Al caminar, percibimos el espacio en su verdadera magnitud. Observamos los diferentes elementos en perspectiva, disfrutando de múltiples sensaciones a través de nuestros cinco sentidos. El tacto, la vista, el olfato y el oído nos trasladan a un océano de experiencias. Un caminar como réplica de nuestro paso por la vida, aunque en este caso el tiempo solo nos permita avanzar en una dirección. Los sentidos sirven para relacionarnos con el medio ambiente; y por analogía, también con el entorno construido.
Conjugar el respeto al patrimonio construido, el entorno natural existente y la lealtad a una arquitectura que refleje el espíritu de nuestro tiempo es una ardua labor. Sin duda. Buscar los mecanismos que garanticen una calidad mínima en un asunto de tanta relevancia no debería ser tan complicado, pero la realidad es que los conflictos e intereses complican enormemente dicho objetivo.
Por todo ello, solo algunas obras consiguen alcanzar el estatus de la eternidad por su gran valor arquitectónico: joyas atemporales como el panteón, la torre Eiffel o la casa Schöeder. Afortunadamente hay muchos más ejemplos que los amantes de la arquitectura sabemos valorar, y en los que muchas veces el emplazamiento contribuye enormemente a formar parte de ese majestuoso elenco. Es el caso del espectacular atardecer en la terraza “nhow” del edificio “De Rotterdam” (OMA) frente al puente Erasmus (Ben Van Berkel) o en el arenal que rodea el Mont-Saint-Michel (Francia).
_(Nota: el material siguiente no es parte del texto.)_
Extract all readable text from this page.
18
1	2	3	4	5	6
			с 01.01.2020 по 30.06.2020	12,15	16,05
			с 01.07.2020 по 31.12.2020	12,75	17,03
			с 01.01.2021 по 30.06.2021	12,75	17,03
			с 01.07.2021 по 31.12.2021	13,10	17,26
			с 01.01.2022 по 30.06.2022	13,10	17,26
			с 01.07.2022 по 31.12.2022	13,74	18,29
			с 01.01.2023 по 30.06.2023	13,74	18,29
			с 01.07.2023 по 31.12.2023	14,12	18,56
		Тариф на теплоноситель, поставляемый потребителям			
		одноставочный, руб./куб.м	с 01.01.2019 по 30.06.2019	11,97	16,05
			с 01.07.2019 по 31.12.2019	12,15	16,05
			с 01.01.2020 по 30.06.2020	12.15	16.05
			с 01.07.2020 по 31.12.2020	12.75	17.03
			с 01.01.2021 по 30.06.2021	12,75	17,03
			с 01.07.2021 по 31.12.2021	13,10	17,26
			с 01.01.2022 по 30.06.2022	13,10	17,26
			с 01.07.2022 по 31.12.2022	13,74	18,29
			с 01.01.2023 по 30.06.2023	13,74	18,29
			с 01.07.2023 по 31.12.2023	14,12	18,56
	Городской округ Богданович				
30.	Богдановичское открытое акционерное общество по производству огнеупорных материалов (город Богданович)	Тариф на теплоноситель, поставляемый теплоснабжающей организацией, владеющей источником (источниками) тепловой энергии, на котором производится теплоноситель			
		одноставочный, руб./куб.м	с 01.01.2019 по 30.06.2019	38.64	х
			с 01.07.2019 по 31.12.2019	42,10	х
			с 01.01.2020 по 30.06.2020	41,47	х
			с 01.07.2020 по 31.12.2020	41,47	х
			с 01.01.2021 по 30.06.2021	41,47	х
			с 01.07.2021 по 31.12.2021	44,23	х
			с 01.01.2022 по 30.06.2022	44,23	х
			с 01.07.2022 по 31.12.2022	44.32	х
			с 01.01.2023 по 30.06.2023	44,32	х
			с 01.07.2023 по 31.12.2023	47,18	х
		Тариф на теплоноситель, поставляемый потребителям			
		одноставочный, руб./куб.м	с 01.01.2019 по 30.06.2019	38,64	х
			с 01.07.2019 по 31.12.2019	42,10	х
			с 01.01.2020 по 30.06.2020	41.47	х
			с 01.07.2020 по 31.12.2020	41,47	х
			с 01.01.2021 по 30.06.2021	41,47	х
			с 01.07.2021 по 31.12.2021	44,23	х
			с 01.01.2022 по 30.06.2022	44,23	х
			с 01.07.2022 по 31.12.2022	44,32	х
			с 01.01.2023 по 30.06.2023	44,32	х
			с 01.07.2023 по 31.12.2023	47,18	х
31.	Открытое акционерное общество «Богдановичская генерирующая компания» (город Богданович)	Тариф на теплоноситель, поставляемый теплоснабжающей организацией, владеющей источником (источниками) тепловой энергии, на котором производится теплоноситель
La arquitectura es como el amor: no se busca, te encuentra. Y te elige ella a ti, no tú a ella. Es muy exigente, y por eso es muy importante ser cada día detallista y atento con ella. Escuchando sus inquietudes, y sabiendo dar respuesta a sus necesidades en cada momento. Así es la arquitectura. Increíble. Un amor por el que merece la pena luchar.